There are issues across the board, but also those that are species-specific, depending on how the animals are socially grouped, managed and trained. The welfare of the animals is compromised, and that has been accepted by veterinary bodies. The scientific evidence is overwhelming about the issues involved.
Q
Angie Greenaway: In itself, the very practice will compromise the welfare of animals, but there are examples. When we did an investigation of Peter Jolly’s Circus, the camel was being tormented; it was spat at. There are different things, but it is hard to get at those—that involves investigations. The longer the term that you can observe them, the more you will see more, as we have found ourselves. It will be a picture that builds, but it is difficult to see if you are just visiting a circus. You might see it from stereotypical behaviour that animals will do to show that they are not coping with their environment—a behaviour that is not seen in the wild. With the big cats, it could be pacing back and forth. It could be head bobbing or weaving, which has been documented by DEFRA about one of the circus camels. There are tell-tale signs, but some of it is about the nature of species. If you are a prey species, you will not show how you are feeling. Some of these things are not apparent, so we will not be able to see just by looking at these animals how much they are suffering.
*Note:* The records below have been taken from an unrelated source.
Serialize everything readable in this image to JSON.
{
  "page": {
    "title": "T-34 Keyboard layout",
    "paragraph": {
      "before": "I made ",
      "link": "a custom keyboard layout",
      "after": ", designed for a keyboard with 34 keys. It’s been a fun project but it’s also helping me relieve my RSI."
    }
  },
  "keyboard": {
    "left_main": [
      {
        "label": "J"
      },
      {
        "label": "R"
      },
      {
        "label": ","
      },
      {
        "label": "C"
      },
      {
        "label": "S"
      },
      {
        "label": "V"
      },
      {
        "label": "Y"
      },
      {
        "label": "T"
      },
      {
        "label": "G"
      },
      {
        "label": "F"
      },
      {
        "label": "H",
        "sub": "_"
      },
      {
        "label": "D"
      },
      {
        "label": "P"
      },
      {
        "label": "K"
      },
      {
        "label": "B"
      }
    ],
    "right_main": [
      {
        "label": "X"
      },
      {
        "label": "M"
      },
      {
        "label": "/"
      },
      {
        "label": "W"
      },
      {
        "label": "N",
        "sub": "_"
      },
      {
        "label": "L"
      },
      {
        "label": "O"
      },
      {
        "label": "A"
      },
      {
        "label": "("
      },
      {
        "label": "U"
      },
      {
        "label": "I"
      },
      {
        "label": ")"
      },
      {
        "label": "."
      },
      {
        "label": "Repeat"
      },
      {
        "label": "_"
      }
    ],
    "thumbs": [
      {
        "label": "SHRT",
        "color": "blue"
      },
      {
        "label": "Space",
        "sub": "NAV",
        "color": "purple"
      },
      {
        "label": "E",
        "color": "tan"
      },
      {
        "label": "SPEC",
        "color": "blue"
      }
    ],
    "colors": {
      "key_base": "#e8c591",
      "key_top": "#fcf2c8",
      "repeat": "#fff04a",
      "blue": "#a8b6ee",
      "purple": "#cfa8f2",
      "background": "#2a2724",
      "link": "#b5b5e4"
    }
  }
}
Jordi Casamitjana: I could add something more specific. The training is often ignored. The problem, when you inspect a performance, is that you do not see the training—you just see the performance. My inspectors inspect a circus and see how the animals are kept and how they perform, but they do not see how they are trained. The methods used train animals to behave in an unnatural way. That is the only thing the circus makes the animals do—unnatural behaviours. That is why they are entertaining—because they are unusual. That forces the animals out of their instincts and their comfort zone and to change their behaviour. Often, that creates fear and distress.
There are positive reinforcement methods, but positive does not mean benign. It means adding a stimulus, as opposed to negative enforcement, which removes a stimulus. Positive reinforcement means, when you see a behaviour, you use a stimulus to make it happen again—to reinforce it. That might be running; if an animal is running in circles, that animal might be running initially from fear, and that is reinforced by the sound of the whip. The whip is the stimulus that produces constant fear. You can condition the animals to react to something, in training, that causes pain, but that, in performance, is just a noise. In the performance, you just hear the noise, but you do not see the pain associated with the training, which the animal remembers, and that is why he is forced to act. All this suffering, which is often not seen, is inherent in the whole performance element.
There is testimony from Sam Haddock, who was a trainer of elephants in Ringling Bros. PETA got his testimony out to the public in 2009. Everything was recorded. He was training small elephants, and it was very cruel. He admitted, “Look, this is the only way I can do it. Being cruel is part of the way I can train these animals. There is no other way they can learn.”
If there are no further questions from Members, I thank the witnesses for their evidence.